Pemkab Demak pun harus melakukan penyesuaian signifikan demi menjaga keberlangsungan program, terutama melalui kebijakan efisiensi belanja.
Belanja OPD Dipangkas 30 Persen
Bupati Demak, Eisti’anah, menjelaskan bahwa pemangkasan TKD 2026 memaksa pemerintah daerah melakukan efisiensi total.
“Demak dipangkas Rp239 miliar. Semua kegiatan OPD harus dipotong 30 persen,” tegasnya usai rapat paripurna persetujuan APBD Demak 2026, Kamis malam, 27 November 2025.
Meski demikian, ia menegaskan bahwa Pemkab tetap mengutamakan program-program prioritas yang menyentuh langsung kepentingan masyarakat.
Program Prioritas Tetap Berjalan
Menurut Bupati Eisti’anah, meski anggaran makin ketat, program yang berdampak langsung pada kesejahteraan masyarakat harus dijaga.
“Program yang berpihak kepada masyarakat tetap kita kerjakan, sambil melihat urgensinya,” jelasnya.
Ia juga menuturkan bahwa Pemkab akan memperkuat kolaborasi antar-OPD agar program tetap berjalan optimal meski anggaran berkurang. Salah satu contoh adalah penanganan stunting yang dilakukan secara terpadu.
Normalisasi Sungai Jadi Fokus Utama
Pemkab Demak memberikan perhatian khusus pada normalisasi sungai, mengingat kejadian banjir besar pada 2024. Program ini sekaligus mendukung ketahanan pangan sebagai salah satu prioritas nasional.

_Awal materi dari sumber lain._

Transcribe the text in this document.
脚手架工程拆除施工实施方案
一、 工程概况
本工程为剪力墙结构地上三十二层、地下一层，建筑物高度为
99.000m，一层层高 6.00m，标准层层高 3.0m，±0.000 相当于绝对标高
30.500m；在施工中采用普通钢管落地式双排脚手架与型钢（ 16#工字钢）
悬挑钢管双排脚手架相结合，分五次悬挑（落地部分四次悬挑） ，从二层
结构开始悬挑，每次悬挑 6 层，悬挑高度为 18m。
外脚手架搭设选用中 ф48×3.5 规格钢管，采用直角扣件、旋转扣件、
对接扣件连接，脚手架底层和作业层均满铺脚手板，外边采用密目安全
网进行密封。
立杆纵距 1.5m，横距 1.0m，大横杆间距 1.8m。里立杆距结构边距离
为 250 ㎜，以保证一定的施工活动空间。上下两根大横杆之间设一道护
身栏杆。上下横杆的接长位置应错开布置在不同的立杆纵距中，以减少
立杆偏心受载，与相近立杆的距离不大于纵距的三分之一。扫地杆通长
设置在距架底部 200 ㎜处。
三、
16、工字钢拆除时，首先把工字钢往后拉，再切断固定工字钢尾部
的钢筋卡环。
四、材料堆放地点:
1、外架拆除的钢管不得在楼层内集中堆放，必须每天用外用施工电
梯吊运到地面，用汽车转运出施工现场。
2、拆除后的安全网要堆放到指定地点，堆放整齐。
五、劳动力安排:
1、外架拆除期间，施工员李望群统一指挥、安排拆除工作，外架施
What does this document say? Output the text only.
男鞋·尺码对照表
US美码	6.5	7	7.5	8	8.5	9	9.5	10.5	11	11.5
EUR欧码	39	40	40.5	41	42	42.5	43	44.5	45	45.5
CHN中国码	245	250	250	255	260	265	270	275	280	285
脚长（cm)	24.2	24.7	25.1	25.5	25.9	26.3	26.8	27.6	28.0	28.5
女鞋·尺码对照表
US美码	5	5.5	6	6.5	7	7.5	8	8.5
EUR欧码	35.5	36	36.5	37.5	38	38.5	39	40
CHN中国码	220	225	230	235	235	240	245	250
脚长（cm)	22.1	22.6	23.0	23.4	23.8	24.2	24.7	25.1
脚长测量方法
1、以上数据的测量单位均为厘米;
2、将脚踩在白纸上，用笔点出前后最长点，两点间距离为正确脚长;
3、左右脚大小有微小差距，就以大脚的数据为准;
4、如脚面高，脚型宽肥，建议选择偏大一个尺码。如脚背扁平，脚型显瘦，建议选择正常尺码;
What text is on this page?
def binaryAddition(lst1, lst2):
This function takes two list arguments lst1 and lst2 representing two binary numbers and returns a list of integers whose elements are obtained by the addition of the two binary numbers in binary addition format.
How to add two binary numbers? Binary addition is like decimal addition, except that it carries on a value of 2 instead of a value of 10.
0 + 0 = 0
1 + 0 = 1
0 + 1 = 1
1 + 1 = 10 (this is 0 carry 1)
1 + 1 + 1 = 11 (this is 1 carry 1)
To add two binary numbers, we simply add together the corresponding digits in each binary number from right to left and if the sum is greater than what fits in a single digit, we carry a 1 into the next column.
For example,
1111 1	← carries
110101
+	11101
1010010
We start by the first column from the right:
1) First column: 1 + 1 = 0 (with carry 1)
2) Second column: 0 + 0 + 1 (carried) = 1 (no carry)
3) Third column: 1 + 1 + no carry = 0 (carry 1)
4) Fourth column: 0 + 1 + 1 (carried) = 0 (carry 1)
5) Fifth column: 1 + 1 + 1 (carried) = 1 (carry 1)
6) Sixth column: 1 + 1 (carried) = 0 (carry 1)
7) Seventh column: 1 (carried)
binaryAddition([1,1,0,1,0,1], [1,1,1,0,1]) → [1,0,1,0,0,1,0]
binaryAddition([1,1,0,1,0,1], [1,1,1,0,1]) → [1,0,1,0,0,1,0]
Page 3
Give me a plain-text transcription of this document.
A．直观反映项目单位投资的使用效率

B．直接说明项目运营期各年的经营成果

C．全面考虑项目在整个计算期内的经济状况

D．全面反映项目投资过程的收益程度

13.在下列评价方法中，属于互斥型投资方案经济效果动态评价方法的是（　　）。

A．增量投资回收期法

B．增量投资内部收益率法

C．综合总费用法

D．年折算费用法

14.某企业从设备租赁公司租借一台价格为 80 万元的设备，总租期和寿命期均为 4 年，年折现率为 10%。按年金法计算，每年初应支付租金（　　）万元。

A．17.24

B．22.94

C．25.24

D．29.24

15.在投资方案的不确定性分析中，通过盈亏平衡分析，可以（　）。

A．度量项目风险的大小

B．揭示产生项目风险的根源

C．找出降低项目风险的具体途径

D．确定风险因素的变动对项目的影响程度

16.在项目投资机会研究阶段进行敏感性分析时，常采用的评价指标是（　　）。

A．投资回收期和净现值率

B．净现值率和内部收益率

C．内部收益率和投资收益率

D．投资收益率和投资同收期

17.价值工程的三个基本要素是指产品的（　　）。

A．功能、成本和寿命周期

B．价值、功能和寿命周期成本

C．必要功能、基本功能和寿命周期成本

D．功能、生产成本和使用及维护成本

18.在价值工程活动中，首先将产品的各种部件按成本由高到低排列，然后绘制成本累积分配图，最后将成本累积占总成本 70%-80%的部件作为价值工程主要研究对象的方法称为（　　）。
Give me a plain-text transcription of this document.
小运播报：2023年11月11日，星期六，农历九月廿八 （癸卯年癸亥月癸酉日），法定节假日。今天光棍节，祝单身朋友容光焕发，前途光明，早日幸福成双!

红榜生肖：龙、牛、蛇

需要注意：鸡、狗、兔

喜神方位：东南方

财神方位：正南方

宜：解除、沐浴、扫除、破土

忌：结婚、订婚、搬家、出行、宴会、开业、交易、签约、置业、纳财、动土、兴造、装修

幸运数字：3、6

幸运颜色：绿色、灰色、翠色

“Normalisasi penting untuk mencegah banjir sekaligus menjaga ketahanan pangan,” ujar Eisti’anah.
Perbaikan Jalan dan PJU Dilanjutkan
Selain normalisasi sungai, Pemkab juga menekankan pentingnya infrastruktur jalan dan penerangan. “Perbaikan jalan kami masifkan. Untuk PJU, meski bukan kewenangan penuh kabupaten, tetap kami anggarkan setiap tahun,” tambahnya.
Pemkab akan meningkatkan komunikasi dengan pemerintah pusat jika terdapat kebutuhan yang berada di luar kewenangan daerah.

Rincian Pemangkasan dan APBD Demak 2026
Secara rinci, pemangkasan anggaran yang memengaruhi APBD Demak 2026 meliputi Dana Alokasi Umum (DAU) dipotong sebesar Rp104 miliar, Dana Bagi Hasil (DBH) berkurang Rp41 miliar, Dana Desa turun Rp34 miliar, serta DAK Fisik dan Non-Fisik berkurang total Rp43 miliar.
APBD Kabupaten Demak Tahun Anggaran 2026 ditetapkan dengan total Pendapatan Daerah sebesar Rp2,3 triliun dan Belanja Daerah sebesar Rp2,4 triliun.